A first aspect of the invention is an evaporator with a cold storage function provided with a cold storage unit for storing cold energy while the refrigerant discharged from the refrigerant compressor is supplied via an expansion valve.
When the refrigerant discharge amount of the refrigerant compressor is reduced, the first portion where the rising speed of the surface temperature is the first speed and the second speed rising at a second speed slower than the first speed. 2 parts,
The cold storage unit is arranged on the leeward side of the first part and is not arranged on the leeward side of the second part.

  According to this configuration, for example, when the refrigerant compressor is stopped and the refrigerant discharge amount is reduced, the surface temperature of the evaporator is such that the rising speed of the first part is high and the rising speed of the second part is slow. Become. Since the cold storage unit is arranged on the leeward side of the first part, the cold storage temperature can be kept low by the cold storage unit even if the surface temperature of the first part rises quickly. Even when the machine stops, comfort is maintained well.

  On the other hand, at normal times when the refrigerant discharge amount of the refrigerant compressor is not decreasing, the cold storage part is not arranged on the leeward side of the second part, so that air passing through the second part does not pass through the cold storage part. Therefore, since it becomes possible to supply low temperature air indoors, high cooling performance is ensured.
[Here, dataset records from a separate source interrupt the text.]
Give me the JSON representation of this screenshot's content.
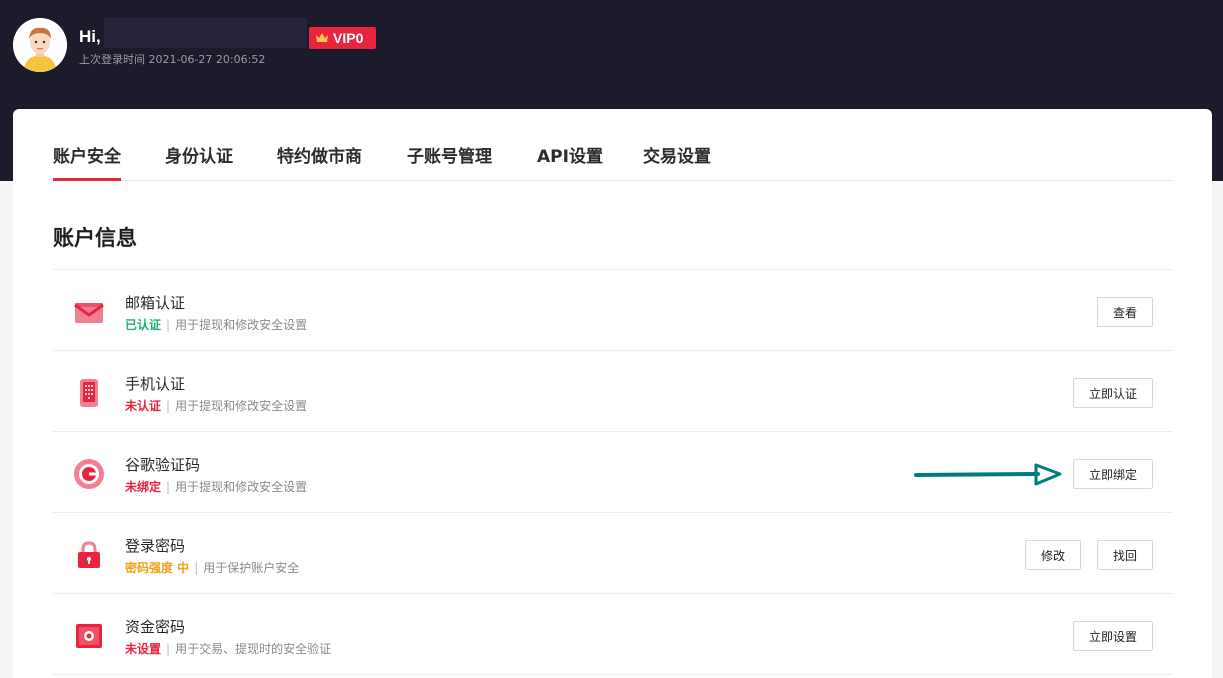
{
  "header": {
    "greeting": "Hi,",
    "vip_label": "VIP0",
    "last_login": "上次登录时间 2021-06-27 20:06:52"
  },
  "tabs": [
    {
      "label": "账户安全",
      "active": true
    },
    {
      "label": "身份认证"
    },
    {
      "label": "特约做市商"
    },
    {
      "label": "子账号管理"
    },
    {
      "label": "API设置"
    },
    {
      "label": "交易设置"
    }
  ],
  "section_title": "账户信息",
  "rows": [
    {
      "icon": "email-icon",
      "title": "邮箱认证",
      "status": "已认证",
      "desc": "用于提现和修改安全设置",
      "buttons": [
        "查看"
      ]
    },
    {
      "icon": "phone-icon",
      "title": "手机认证",
      "status": "未认证",
      "desc": "用于提现和修改安全设置",
      "buttons": [
        "立即认证"
      ]
    },
    {
      "icon": "google-authenticator-icon",
      "title": "谷歌验证码",
      "status": "未绑定",
      "desc": "用于提现和修改安全设置",
      "buttons": [
        "立即绑定"
      ]
    },
    {
      "icon": "lock-icon",
      "title": "登录密码",
      "status": "密码强度 中",
      "desc": "用于保护账户安全",
      "buttons": [
        "修改",
        "找回"
      ]
    },
    {
      "icon": "safe-icon",
      "title": "资金密码",
      "status": "未设置",
      "desc": "用于交易、提现时的安全验证",
      "buttons": [
        "立即设置"
      ]
    }
  ],
  "colors": {
    "accent": "#e8253f",
    "header_bg": "#1c1b2b",
    "status_green": "#22b26e",
    "status_orange": "#f0a019",
    "annotation_arrow": "#007c7a"
  }
}
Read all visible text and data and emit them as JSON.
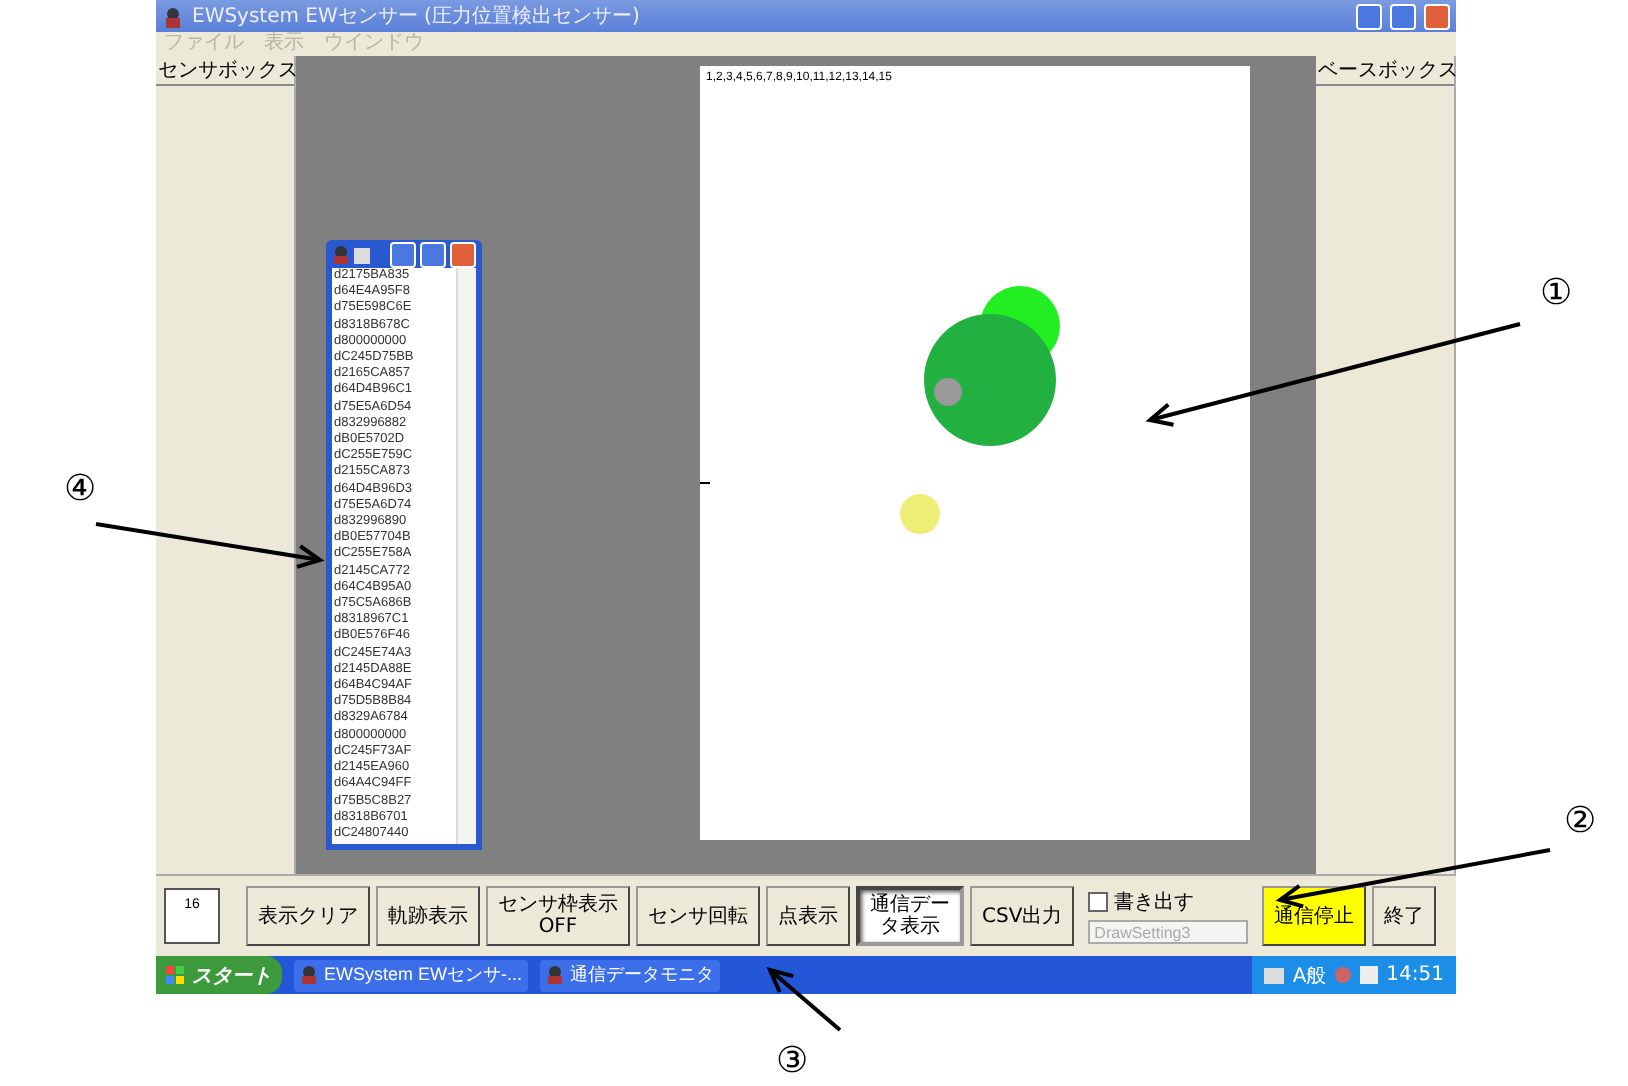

  And since a cool storage part is not arrange | positioned in the leeward side of a 2nd part, it becomes possible to make the magnitude | size of a cool storage part small, without almost affecting a comfort as mentioned above.

According to a second invention, in the first invention,
It has multiple paths that continue in the flow direction of the refrigerant,
The second part is characterized by being the most upstream path in the refrigerant flow direction.

  According to this configuration, the refrigerant discharged from the refrigerant compressor circulates through the path on the downstream side after flowing through the most upstream path in the refrigerant flow direction of the evaporator. Since the most upstream path has a high liquid phase ratio of the refrigerant, even if the refrigerant discharge amount of the refrigerant compressor decreases, there is a cold storage effect due to the latent heat of vaporization of the liquid refrigerant. In other words, the speed of the surface temperature of the most upstream path is slower than that of the other paths, so that the cool storage unit is not arranged on the leeward side with this most upstream path as the second part. The comfort is well maintained.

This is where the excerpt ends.